一根煙的功夫,兩個人都沒有說話,各自在腦海裡上演一出大戲。
沈墨瞥了一眼二叔,又看了一眼顧修平,很沉穩。
顧修平很好奇沈墨的底氣,他把香煙丟在桌子下麵,用腳碾滅。
“阿叔,是你先說還是我先說?”
顧修平笑了:“那你先說吧,我想先聽聽。”
“我嘛……阿叔平日裡看報紙的吧?我是滬海的高考理科狀元,爸媽離婚,平日裡同二叔一家最為親近,有一個小堂弟,我很喜歡他,今年才剛剛幼兒園的中班。”
沈墨笑眯眯地,把軟肋先給暴露了出來,他身體保持不動,臉上笑容依舊:“阿叔,我賺的第一筆鈔票,就是從翻譯上來的,五百塊呢!85年的五百塊!好家夥,當時那個皮包公司的小老板想要賴我的賬,您猜我怎麼辦?”
沈墨沒有讓他回答:“我當時才十四歲,能怎麼辦?隻好當場要把他的生意給攪黃!”他的身體又前傾了一下:“阿叔,以前我們不一樣,現在更不一樣。”
以前的話,顧修平可能比沈墨有錢;但現在嘛,沈墨覺得十個顧修平也比不過他。
算計我?你憑什麼?就你那仨瓜倆棗的,能算計到什麼?
他又往外看了一眼,提醒了顧修平一下,你也不是孤家寡人。
顧修平往窗外看了一眼,顧芷在一個小攤子那邊買東西。
眼前的小子夠狠,把事情想到了他沒有想到的地步。
他不曉得沈墨買了多少認購證,但好像真的是買了不少。
雖然是暴發戶,但這個暴發戶還真有底氣;滬海的高考狀元……這個狀元的份量是比不上幾百年前,但也足夠了。
沈墨端著白開水,喝了一口,姿態放到最輕鬆。
“阿叔,你有什麼要說的?”
顧修平身體往前傾了傾:“這麼多的鈔票,不要閒放。
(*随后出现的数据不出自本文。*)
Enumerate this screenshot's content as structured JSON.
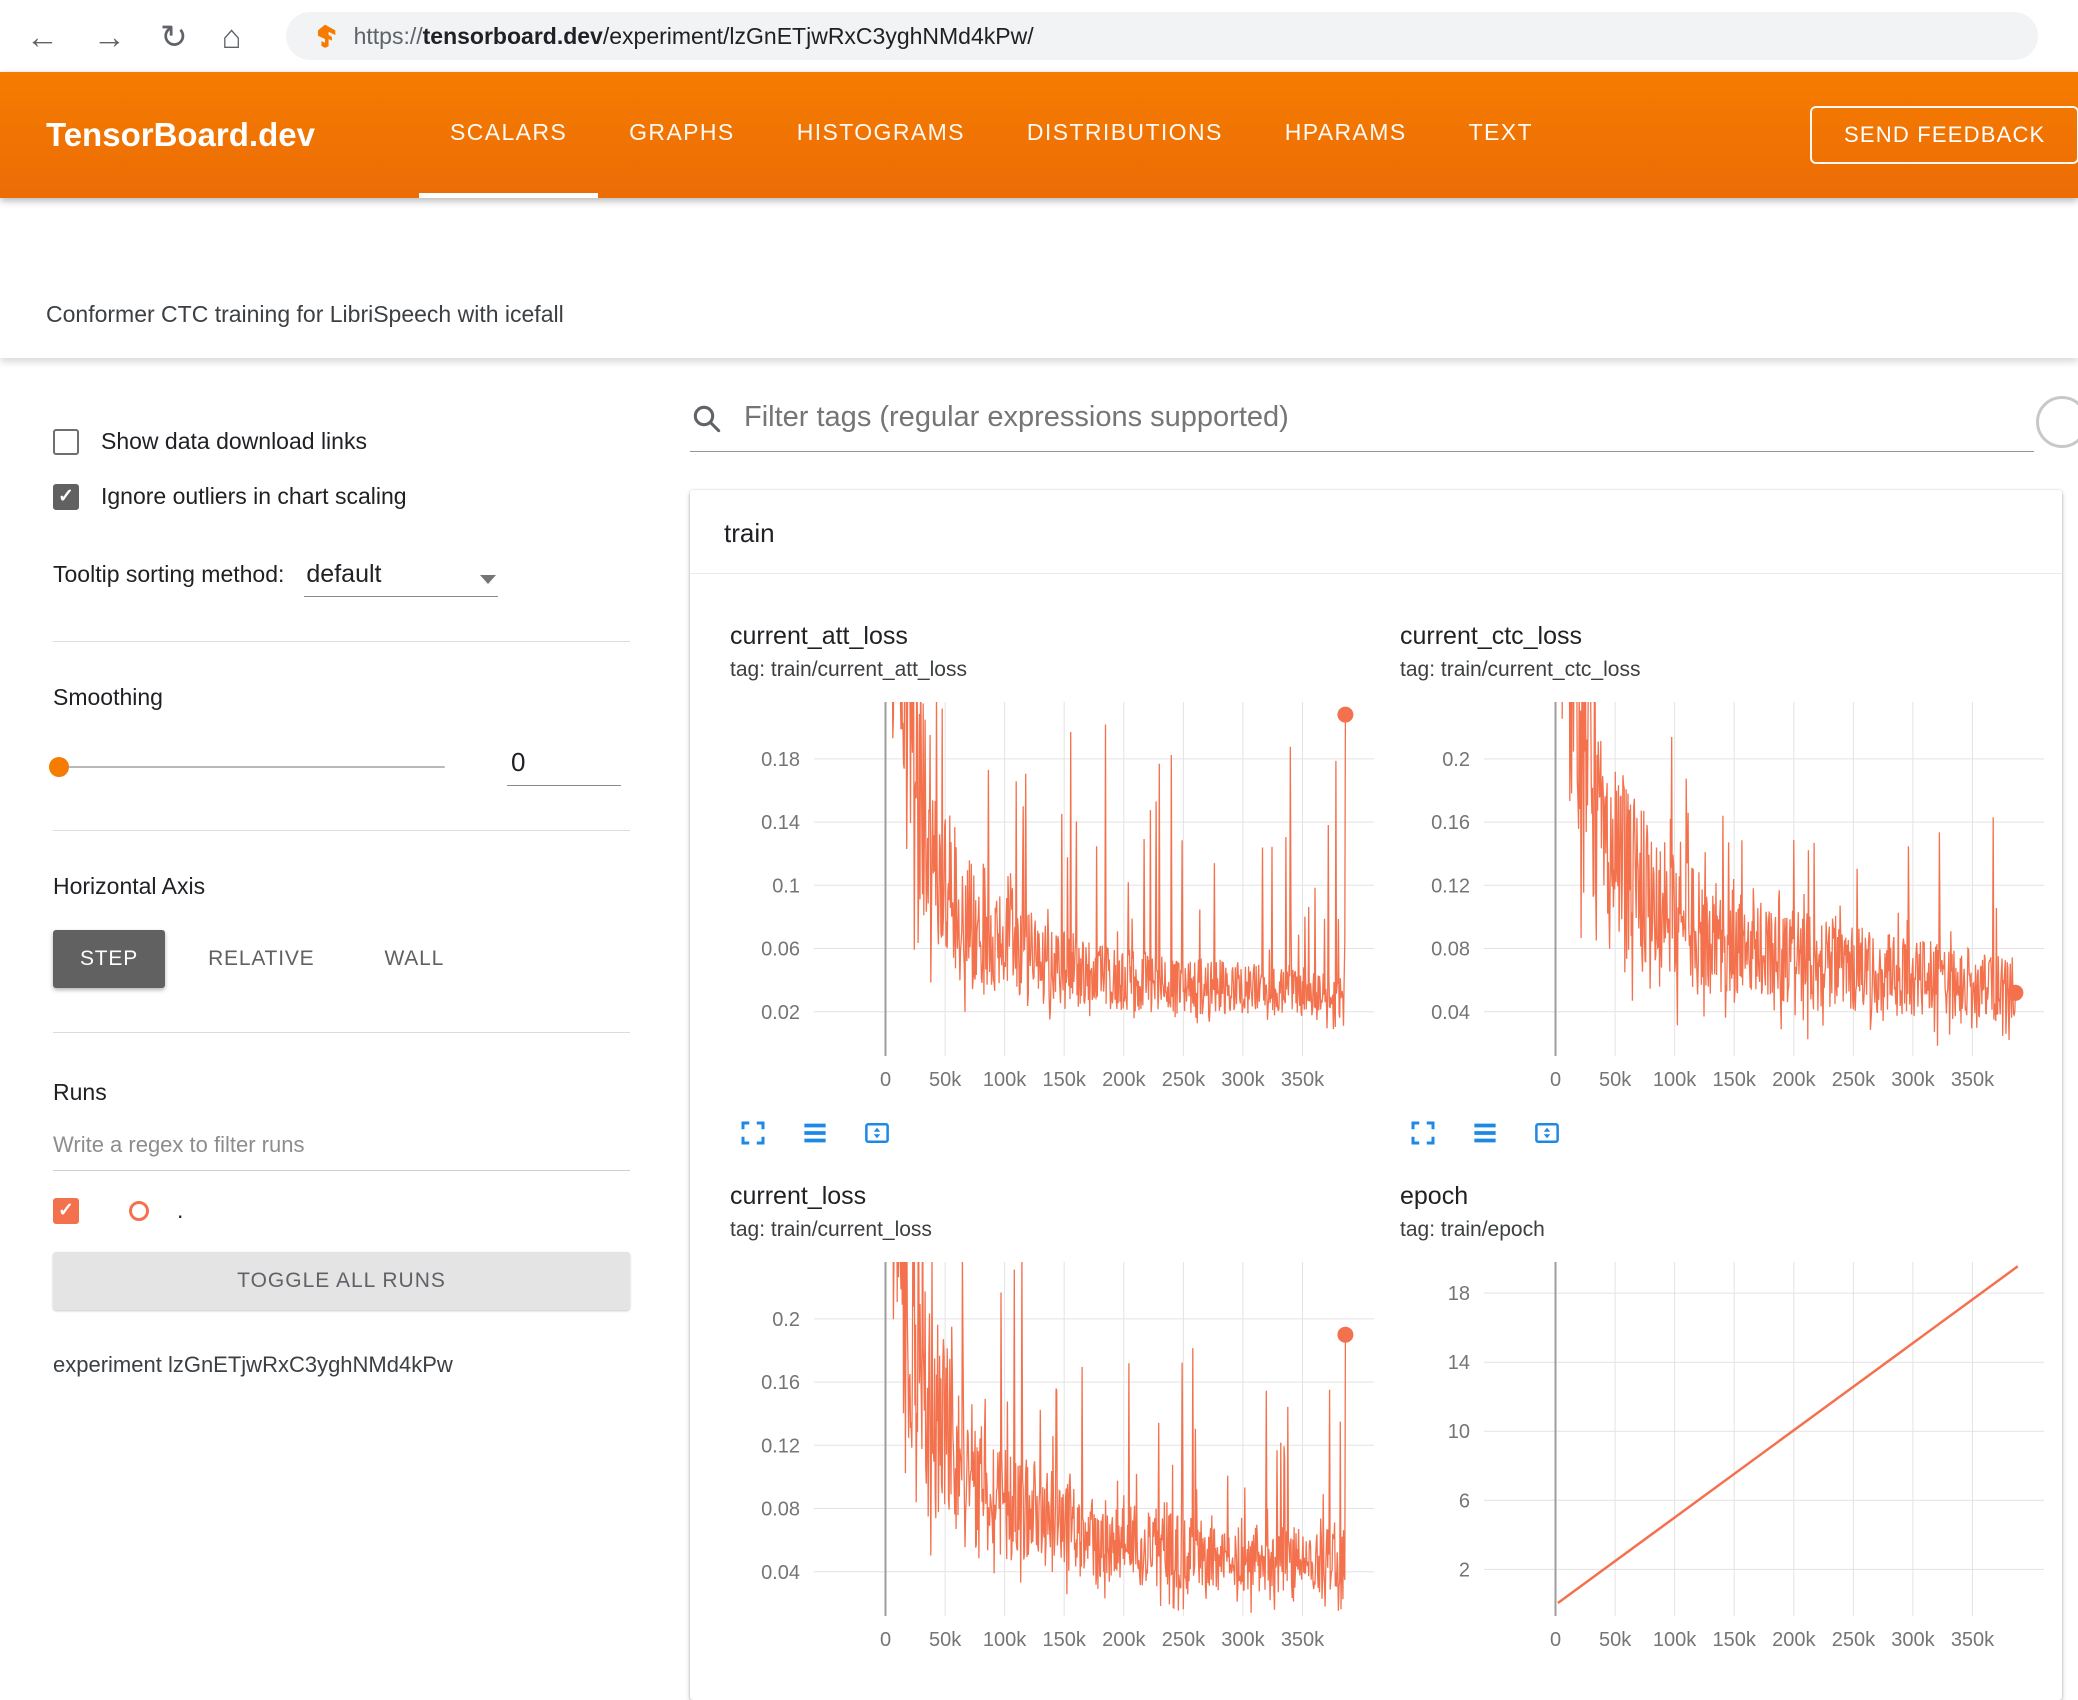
{
  "browser": {
    "url_scheme": "https://",
    "url_domain": "tensorboard.dev",
    "url_path": "/experiment/lzGnETjwRxC3yghNMd4kPw/"
  },
  "icons": {
    "back": "←",
    "forward": "→",
    "reload": "↻",
    "home": "⌂"
  },
  "header": {
    "logo": "TensorBoard.dev",
    "tabs": [
      "SCALARS",
      "GRAPHS",
      "HISTOGRAMS",
      "DISTRIBUTIONS",
      "HPARAMS",
      "TEXT"
    ],
    "active_tab": "SCALARS",
    "feedback": "SEND FEEDBACK"
  },
  "experiment_title": "Conformer CTC training for LibriSpeech with icefall",
  "sidebar": {
    "show_download_label": "Show data download links",
    "show_download_checked": false,
    "ignore_outliers_label": "Ignore outliers in chart scaling",
    "ignore_outliers_checked": true,
    "tooltip_label": "Tooltip sorting method:",
    "tooltip_value": "default",
    "smoothing_label": "Smoothing",
    "smoothing_value": "0",
    "axis_label": "Horizontal Axis",
    "axis_options": [
      "STEP",
      "RELATIVE",
      "WALL"
    ],
    "axis_selected": "STEP",
    "runs_label": "Runs",
    "runs_filter_placeholder": "Write a regex to filter runs",
    "run_name": ".",
    "run_checked": true,
    "toggle_all_label": "TOGGLE ALL RUNS",
    "experiment_label": "experiment lzGnETjwRxC3yghNMd4kPw"
  },
  "main": {
    "filter_placeholder": "Filter tags (regular expressions supported)",
    "section_title": "train"
  },
  "colors": {
    "header_orange": "#f57c00",
    "accent_orange": "#f57c00",
    "run_color": "#f4714d",
    "icon_blue": "#1e88e5"
  },
  "chart_data": [
    {
      "type": "line",
      "title": "current_att_loss",
      "subtitle": "tag: train/current_att_loss",
      "xlim": [
        -60000,
        410000
      ],
      "ylim": [
        -0.008,
        0.216
      ],
      "x_ticks": [
        0,
        50000,
        100000,
        150000,
        200000,
        250000,
        300000,
        350000
      ],
      "x_tick_labels": [
        "0",
        "50k",
        "100k",
        "150k",
        "200k",
        "250k",
        "300k",
        "350k"
      ],
      "y_ticks": [
        0.02,
        0.06,
        0.1,
        0.14,
        0.18
      ],
      "y_tick_labels": [
        "0.02",
        "0.06",
        "0.1",
        "0.14",
        "0.18"
      ],
      "grid": true,
      "legend": "none",
      "end_marker": true,
      "series": {
        "name": ".",
        "color": "#f4714d",
        "width": 1.3,
        "gen": {
          "seed": 11,
          "n": 720,
          "x_start": 4000,
          "x_end": 386000,
          "trend": [
            [
              4000,
              0.3
            ],
            [
              15000,
              0.22
            ],
            [
              30000,
              0.15
            ],
            [
              60000,
              0.09
            ],
            [
              100000,
              0.062
            ],
            [
              150000,
              0.048
            ],
            [
              200000,
              0.04
            ],
            [
              260000,
              0.036
            ],
            [
              320000,
              0.034
            ],
            [
              386000,
              0.032
            ]
          ],
          "jitter": 0.5,
          "spike_prob": 0.12,
          "spike_max": 0.16,
          "spike_pow": 2.4,
          "dip_prob": 0.12,
          "last": 0.208
        }
      }
    },
    {
      "type": "line",
      "title": "current_ctc_loss",
      "subtitle": "tag: train/current_ctc_loss",
      "xlim": [
        -60000,
        410000
      ],
      "ylim": [
        0.012,
        0.236
      ],
      "x_ticks": [
        0,
        50000,
        100000,
        150000,
        200000,
        250000,
        300000,
        350000
      ],
      "x_tick_labels": [
        "0",
        "50k",
        "100k",
        "150k",
        "200k",
        "250k",
        "300k",
        "350k"
      ],
      "y_ticks": [
        0.04,
        0.08,
        0.12,
        0.16,
        0.2
      ],
      "y_tick_labels": [
        "0.04",
        "0.08",
        "0.12",
        "0.16",
        "0.2"
      ],
      "grid": true,
      "legend": "none",
      "end_marker": true,
      "series": {
        "name": ".",
        "color": "#f4714d",
        "width": 1.3,
        "gen": {
          "seed": 23,
          "n": 720,
          "x_start": 4000,
          "x_end": 386000,
          "trend": [
            [
              4000,
              0.35
            ],
            [
              15000,
              0.26
            ],
            [
              30000,
              0.19
            ],
            [
              60000,
              0.13
            ],
            [
              100000,
              0.1
            ],
            [
              150000,
              0.085
            ],
            [
              200000,
              0.075
            ],
            [
              260000,
              0.066
            ],
            [
              320000,
              0.06
            ],
            [
              386000,
              0.053
            ]
          ],
          "jitter": 0.4,
          "spike_prob": 0.1,
          "spike_max": 0.1,
          "spike_pow": 2.2,
          "dip_prob": 0.1,
          "last": 0.052
        }
      }
    },
    {
      "type": "line",
      "title": "current_loss",
      "subtitle": "tag: train/current_loss",
      "xlim": [
        -60000,
        410000
      ],
      "ylim": [
        0.012,
        0.236
      ],
      "x_ticks": [
        0,
        50000,
        100000,
        150000,
        200000,
        250000,
        300000,
        350000
      ],
      "x_tick_labels": [
        "0",
        "50k",
        "100k",
        "150k",
        "200k",
        "250k",
        "300k",
        "350k"
      ],
      "y_ticks": [
        0.04,
        0.08,
        0.12,
        0.16,
        0.2
      ],
      "y_tick_labels": [
        "0.04",
        "0.08",
        "0.12",
        "0.16",
        "0.2"
      ],
      "grid": true,
      "legend": "none",
      "end_marker": true,
      "series": {
        "name": ".",
        "color": "#f4714d",
        "width": 1.3,
        "gen": {
          "seed": 37,
          "n": 720,
          "x_start": 4000,
          "x_end": 386000,
          "trend": [
            [
              4000,
              0.33
            ],
            [
              15000,
              0.24
            ],
            [
              30000,
              0.17
            ],
            [
              60000,
              0.11
            ],
            [
              100000,
              0.085
            ],
            [
              150000,
              0.068
            ],
            [
              200000,
              0.058
            ],
            [
              260000,
              0.052
            ],
            [
              320000,
              0.048
            ],
            [
              386000,
              0.046
            ]
          ],
          "jitter": 0.45,
          "spike_prob": 0.11,
          "spike_max": 0.13,
          "spike_pow": 2.3,
          "dip_prob": 0.12,
          "last": 0.19
        }
      }
    },
    {
      "type": "line",
      "title": "epoch",
      "subtitle": "tag: train/epoch",
      "xlim": [
        -60000,
        410000
      ],
      "ylim": [
        -0.7,
        19.8
      ],
      "x_ticks": [
        0,
        50000,
        100000,
        150000,
        200000,
        250000,
        300000,
        350000
      ],
      "x_tick_labels": [
        "0",
        "50k",
        "100k",
        "150k",
        "200k",
        "250k",
        "300k",
        "350k"
      ],
      "y_ticks": [
        2,
        6,
        10,
        14,
        18
      ],
      "y_tick_labels": [
        "2",
        "6",
        "10",
        "14",
        "18"
      ],
      "grid": true,
      "legend": "none",
      "end_marker": false,
      "series": {
        "name": ".",
        "color": "#f4714d",
        "width": 2.5,
        "points": [
          [
            2000,
            0.05
          ],
          [
            388000,
            19.55
          ]
        ]
      }
    }
  ]
}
股市裡有機會的話,我會來關照你,記得跟。”
“謝謝阿叔,端午節我二叔會做粽子帶過來,讓顧師姐來嘗嘗吧。”
顧修平起身,伸出右手,和沈墨握了一下:“告辭。”
他托大了,沈墨不是窮學生,他手裡的認購證有多搶手?反過來算計他並不是不行。
而且這小子並不是不敢,一個從14歲就在花園路打混的人,哪怕隻是做翻譯,也能有些人脈吧?
況且沈墨還很聰明,直接打掉了他虛空造牌的機會。
這次的機會被錯過,顧修平能維持住現在的狀態就不錯了,滬海這塊地方將會短時間內產生很多個百萬富翁,千萬富翁。
等到顧修平離開,沈川立刻過來了:“小墨,他想做什麼?”
“想低價拿我的認購證,我讓他去找鄒阿姐了。”
“直接找你能省多少鈔票?不賣他四千五都算他占便宜了。”沈川看不上這種人,認購證當初又沒有限購,是你們自己沒買的,怎麼進了股市還不肯願賭服輸?
“二叔,馬上端午了,粽子要準備準備。”
“曉得了!你想吃哪一種?鮮肉,豆沙還是蛋黃?”
“大紅袍吧!”
“哦呦,你會吃的。”沈川笑道,大紅袍就大紅袍,不過是紅袍赤豆做的,了不起再多加一顆蜜棗或豆沙。